Re:terrororists (Score:1, Interesting)
I used to work for one of the computer, software, services, printer, and offshoring companies in the US that regularly sold such software to telcos all around the world. The only thing new about this is that the government is doing it, not that it is being done. If you don't think telcos had the ability to intelligently analyze who was calling who, for how long, whether the call was any way different than the caller (or reciever's) usual behavior, etc... you have been out of touch. About the only thing the telcos don't monitor is the actual content of your conversations...but there were 1 or 2 api's for our product that looked like they were specifically created for just this purpose (according to what I saw of their documentation).
If you want to learn more about this technology, I recommend you talk to someone from the CFCA (Communications Fraud Control Alliance) and see what they'll let slip. Sadly, it's a notoriously tight lipped group to those not in the industry and without a need to know.
Re:Quick, Look the Other Way! (Score:2, Interesting)
Regards,
Steve
Relevant Schneier article (Score:3, Interesting)
http://www.wired.com/news/columns/0,70357-0.html?
In a nutshell, his premise is that the underlying assumptions that make data mining work for such things as credit card fraud don't hold when searching for terrorist plots. Also, that trying to apply those models will result in a flurry of false negatives so large as to make the whole effort useless and a waste of resources which could otherwise be better spent. It's hard to argue with...

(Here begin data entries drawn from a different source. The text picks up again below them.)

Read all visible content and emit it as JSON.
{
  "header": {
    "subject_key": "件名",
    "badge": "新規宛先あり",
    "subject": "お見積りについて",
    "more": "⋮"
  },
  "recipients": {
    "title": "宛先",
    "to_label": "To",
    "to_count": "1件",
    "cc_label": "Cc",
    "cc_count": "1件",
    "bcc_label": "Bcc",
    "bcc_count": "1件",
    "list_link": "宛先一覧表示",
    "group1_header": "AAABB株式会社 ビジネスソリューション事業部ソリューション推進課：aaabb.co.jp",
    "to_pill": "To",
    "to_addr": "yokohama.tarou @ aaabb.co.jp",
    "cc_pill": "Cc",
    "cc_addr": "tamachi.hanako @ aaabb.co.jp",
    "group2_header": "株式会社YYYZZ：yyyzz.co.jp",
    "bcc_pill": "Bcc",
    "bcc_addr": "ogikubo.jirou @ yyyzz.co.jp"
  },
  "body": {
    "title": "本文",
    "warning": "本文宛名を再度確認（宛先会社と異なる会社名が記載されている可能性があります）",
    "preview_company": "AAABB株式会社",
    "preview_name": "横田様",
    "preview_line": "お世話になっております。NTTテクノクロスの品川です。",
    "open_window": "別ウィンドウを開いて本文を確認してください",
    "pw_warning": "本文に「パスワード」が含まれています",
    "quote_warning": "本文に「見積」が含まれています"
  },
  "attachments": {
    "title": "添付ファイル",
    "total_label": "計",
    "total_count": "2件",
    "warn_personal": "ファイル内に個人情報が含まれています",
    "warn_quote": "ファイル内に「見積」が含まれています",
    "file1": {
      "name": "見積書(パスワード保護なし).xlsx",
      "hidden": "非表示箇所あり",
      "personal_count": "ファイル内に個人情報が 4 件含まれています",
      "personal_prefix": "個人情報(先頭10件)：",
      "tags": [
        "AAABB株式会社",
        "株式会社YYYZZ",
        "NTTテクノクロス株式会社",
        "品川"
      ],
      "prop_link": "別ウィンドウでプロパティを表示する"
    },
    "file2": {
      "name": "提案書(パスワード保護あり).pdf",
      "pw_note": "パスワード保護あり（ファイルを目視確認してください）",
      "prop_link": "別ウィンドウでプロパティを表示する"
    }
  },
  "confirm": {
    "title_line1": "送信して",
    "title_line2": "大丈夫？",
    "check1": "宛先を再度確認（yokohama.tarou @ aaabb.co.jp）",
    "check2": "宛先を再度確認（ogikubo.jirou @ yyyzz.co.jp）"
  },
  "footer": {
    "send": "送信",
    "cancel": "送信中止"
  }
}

Re:Terrorist activities (Score:3, Interesting)
After 911 the US adminstration decreed along with the war on Terror - 'funding terrorism is a crime'. While the comment was primarliy aimed at Al-Queda, funding the IRA was (unintentionally?) put in the same category.
Its probably always been illegal to fund terrorism (IANAL), but I havent seen any arrests for funding the IRA hit the news, nor have i seen any Irish Americans thrown in GTMO. I'd say someone turned a blind eye.
Check out: http://en.wikipedia.org/wiki/NORAID [wikipedia.org]
Why arent the former/current leaders and members of NORIAD in GTMO?